Spark SQL Date Functions – Complete list with examples

In this post we will address Spark SQL Date Functions, its syntax and what it does. There are 28 Spark SQL Date functions, meant to address string to date, date to timestamp, timestamp to date, date additions, subtractions and current date conversions. If you are a beginner to Spark SQL, please read our post on Spark tutorial for beginners: Apache Spark Concepts for a refresher. Spark SQL is the Apache Spark module for processing structured data. There are a couple of different ways to begin executing Spark SQL queries.

  • API : When writing and executing Spark SQL from Scala, Java, Python or R, a SparkSession is still the entry point. Once a SparkSession has been established, a DataFrame or a Dataset needs to be created on the data before Spark SQL can be executed.

  • Spark SQL CLI : This Spark SQL Command Line interface is a lifesaver for writing and testing out SQL. However, the SQL is executed against Hive, so make sure test data exists in some capacity.

For experimenting with the various Spark SQL Date Functions, using the Spark SQL CLI is definitely the recommended approach. The table below lists the 28 Spark Date functions as of Spark 3.0.0 documentation release.

If you need to familiarize your self with Spark basics, do read our blog post on Spark SQL Functions – Listed by Category and Spark Scala examples.

1. add_months

Syntax: add_months(start_date, num_months)

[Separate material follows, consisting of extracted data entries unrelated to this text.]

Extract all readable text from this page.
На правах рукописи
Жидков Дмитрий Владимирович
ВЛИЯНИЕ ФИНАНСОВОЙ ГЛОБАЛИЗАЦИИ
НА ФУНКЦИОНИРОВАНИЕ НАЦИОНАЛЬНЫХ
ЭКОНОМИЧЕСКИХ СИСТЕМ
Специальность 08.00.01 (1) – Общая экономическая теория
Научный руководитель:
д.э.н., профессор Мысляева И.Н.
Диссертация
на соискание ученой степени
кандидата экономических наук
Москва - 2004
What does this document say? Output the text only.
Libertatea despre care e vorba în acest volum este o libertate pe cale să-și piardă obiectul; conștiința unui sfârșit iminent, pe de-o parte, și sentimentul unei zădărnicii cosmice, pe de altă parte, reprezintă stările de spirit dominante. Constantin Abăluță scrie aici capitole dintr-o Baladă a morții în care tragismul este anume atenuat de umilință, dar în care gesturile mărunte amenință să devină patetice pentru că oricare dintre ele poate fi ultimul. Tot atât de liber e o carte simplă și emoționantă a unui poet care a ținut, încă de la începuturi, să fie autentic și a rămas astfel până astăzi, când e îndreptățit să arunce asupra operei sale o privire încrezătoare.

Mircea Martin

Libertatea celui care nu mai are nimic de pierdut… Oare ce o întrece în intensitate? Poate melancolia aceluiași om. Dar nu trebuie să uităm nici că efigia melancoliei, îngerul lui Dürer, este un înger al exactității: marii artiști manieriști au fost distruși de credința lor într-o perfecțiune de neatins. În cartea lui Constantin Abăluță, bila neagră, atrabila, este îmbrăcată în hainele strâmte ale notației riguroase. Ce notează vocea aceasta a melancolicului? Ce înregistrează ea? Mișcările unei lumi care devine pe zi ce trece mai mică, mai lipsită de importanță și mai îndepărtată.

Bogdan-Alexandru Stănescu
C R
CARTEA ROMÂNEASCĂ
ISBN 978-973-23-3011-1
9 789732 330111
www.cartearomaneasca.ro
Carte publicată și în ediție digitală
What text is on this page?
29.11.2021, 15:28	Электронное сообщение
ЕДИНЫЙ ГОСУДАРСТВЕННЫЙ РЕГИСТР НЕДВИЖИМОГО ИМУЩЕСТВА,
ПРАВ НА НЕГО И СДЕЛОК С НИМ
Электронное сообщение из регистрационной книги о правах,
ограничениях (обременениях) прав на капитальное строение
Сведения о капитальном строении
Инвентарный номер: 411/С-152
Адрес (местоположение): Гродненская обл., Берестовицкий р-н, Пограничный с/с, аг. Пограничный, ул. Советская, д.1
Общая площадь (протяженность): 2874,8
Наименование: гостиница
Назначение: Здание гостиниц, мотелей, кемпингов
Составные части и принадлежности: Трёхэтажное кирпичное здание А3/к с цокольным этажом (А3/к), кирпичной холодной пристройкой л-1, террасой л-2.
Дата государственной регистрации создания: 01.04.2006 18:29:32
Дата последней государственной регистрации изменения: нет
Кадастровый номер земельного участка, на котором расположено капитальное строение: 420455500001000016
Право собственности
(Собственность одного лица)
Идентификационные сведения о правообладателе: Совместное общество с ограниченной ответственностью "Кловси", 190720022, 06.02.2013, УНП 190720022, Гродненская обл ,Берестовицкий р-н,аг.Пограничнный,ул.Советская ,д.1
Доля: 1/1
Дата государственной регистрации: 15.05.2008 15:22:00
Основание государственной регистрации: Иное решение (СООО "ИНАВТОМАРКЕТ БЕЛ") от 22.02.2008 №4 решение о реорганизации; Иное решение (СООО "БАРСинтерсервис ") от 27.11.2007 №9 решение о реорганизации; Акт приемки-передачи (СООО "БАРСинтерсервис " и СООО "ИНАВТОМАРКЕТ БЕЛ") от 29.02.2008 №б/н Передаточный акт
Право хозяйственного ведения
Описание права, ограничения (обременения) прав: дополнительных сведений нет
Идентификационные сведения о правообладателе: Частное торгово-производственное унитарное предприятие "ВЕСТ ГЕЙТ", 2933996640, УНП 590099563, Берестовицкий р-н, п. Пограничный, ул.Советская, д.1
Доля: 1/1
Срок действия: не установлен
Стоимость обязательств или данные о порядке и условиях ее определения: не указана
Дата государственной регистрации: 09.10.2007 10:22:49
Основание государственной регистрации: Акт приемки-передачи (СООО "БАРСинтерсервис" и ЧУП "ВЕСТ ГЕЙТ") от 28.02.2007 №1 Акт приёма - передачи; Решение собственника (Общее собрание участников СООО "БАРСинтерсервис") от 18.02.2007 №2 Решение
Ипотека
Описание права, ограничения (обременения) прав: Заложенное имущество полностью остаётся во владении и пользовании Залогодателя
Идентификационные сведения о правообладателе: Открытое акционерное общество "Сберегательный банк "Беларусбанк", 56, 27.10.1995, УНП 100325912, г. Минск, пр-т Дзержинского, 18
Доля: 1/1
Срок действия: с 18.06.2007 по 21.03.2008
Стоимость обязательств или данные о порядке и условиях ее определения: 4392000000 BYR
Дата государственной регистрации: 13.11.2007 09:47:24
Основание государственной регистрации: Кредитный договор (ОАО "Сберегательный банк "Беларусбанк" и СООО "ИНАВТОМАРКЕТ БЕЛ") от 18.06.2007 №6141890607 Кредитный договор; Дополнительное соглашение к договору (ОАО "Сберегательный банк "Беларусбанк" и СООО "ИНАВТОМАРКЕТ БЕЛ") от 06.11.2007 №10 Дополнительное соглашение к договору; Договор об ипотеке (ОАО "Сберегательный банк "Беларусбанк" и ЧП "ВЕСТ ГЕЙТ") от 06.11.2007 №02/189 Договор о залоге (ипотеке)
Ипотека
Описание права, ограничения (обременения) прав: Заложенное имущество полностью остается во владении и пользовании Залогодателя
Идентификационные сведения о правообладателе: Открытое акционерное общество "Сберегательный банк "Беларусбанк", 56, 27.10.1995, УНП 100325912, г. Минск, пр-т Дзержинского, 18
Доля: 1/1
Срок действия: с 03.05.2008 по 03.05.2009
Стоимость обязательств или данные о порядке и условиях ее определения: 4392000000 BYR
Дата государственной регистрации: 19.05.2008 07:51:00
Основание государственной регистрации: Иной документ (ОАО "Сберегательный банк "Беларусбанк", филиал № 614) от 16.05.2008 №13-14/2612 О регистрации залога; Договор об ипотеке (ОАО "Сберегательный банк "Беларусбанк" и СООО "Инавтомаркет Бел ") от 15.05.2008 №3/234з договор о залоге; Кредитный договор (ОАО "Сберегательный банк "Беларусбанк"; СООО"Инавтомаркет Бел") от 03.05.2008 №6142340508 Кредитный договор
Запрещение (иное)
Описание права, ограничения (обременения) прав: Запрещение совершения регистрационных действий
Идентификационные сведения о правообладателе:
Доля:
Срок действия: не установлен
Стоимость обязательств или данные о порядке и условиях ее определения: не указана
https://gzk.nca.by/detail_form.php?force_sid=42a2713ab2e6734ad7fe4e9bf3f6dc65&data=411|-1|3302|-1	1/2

What it does: Returns a date with months specified by num_months added

SELECT add_months('2020-08-01',4);

Output from SQL statement: 2020-12-01

2. current_date

Syntax: current_date()

What it does: The Spark SQL current date function returns the date as of the beginning of your query execution. 

There are two variations for the spark sql current date syntax. You can specify it with the parenthesis as current_date() or as current_date. They both return the current date in the default format ‘YYYY-MM-DD’.

SELECT current_date();
or
SELECT current_date;

Output from SQL statement: 2020-08-14

3. current_timestamp

Syntax: current_timestamp()

What it does: Returns the current timestamp

SELECT current_timestamp();
Output from SQL statement: 2020-08-16 12:20:09.507

4. date

Syntax: date(expr)

What it does: Converts an expression in string format to a date

SELECT date('2020-08-16');
Output from SQL statement: 2020-08-16

5. date_add

Syntax: date_add(start_date, num_days)

What it does: Returns the date plus number of days specified by integer num_days

SELECT date_add('2020-08-16',5);
Output from SQL statement: 2020-08-21

6. date_sub

Syntax: date_sub(start_date, num_days)

What it does: Subtracts days specified by integer num_days from a given date

SELECT date_sub('2020-08-16',5);
Output from SQL statement: 2020-08-11

7. date_format

Syntax: date_format(timestamp, fmt)

What it does: Returns a given timestamp or date in the format specified.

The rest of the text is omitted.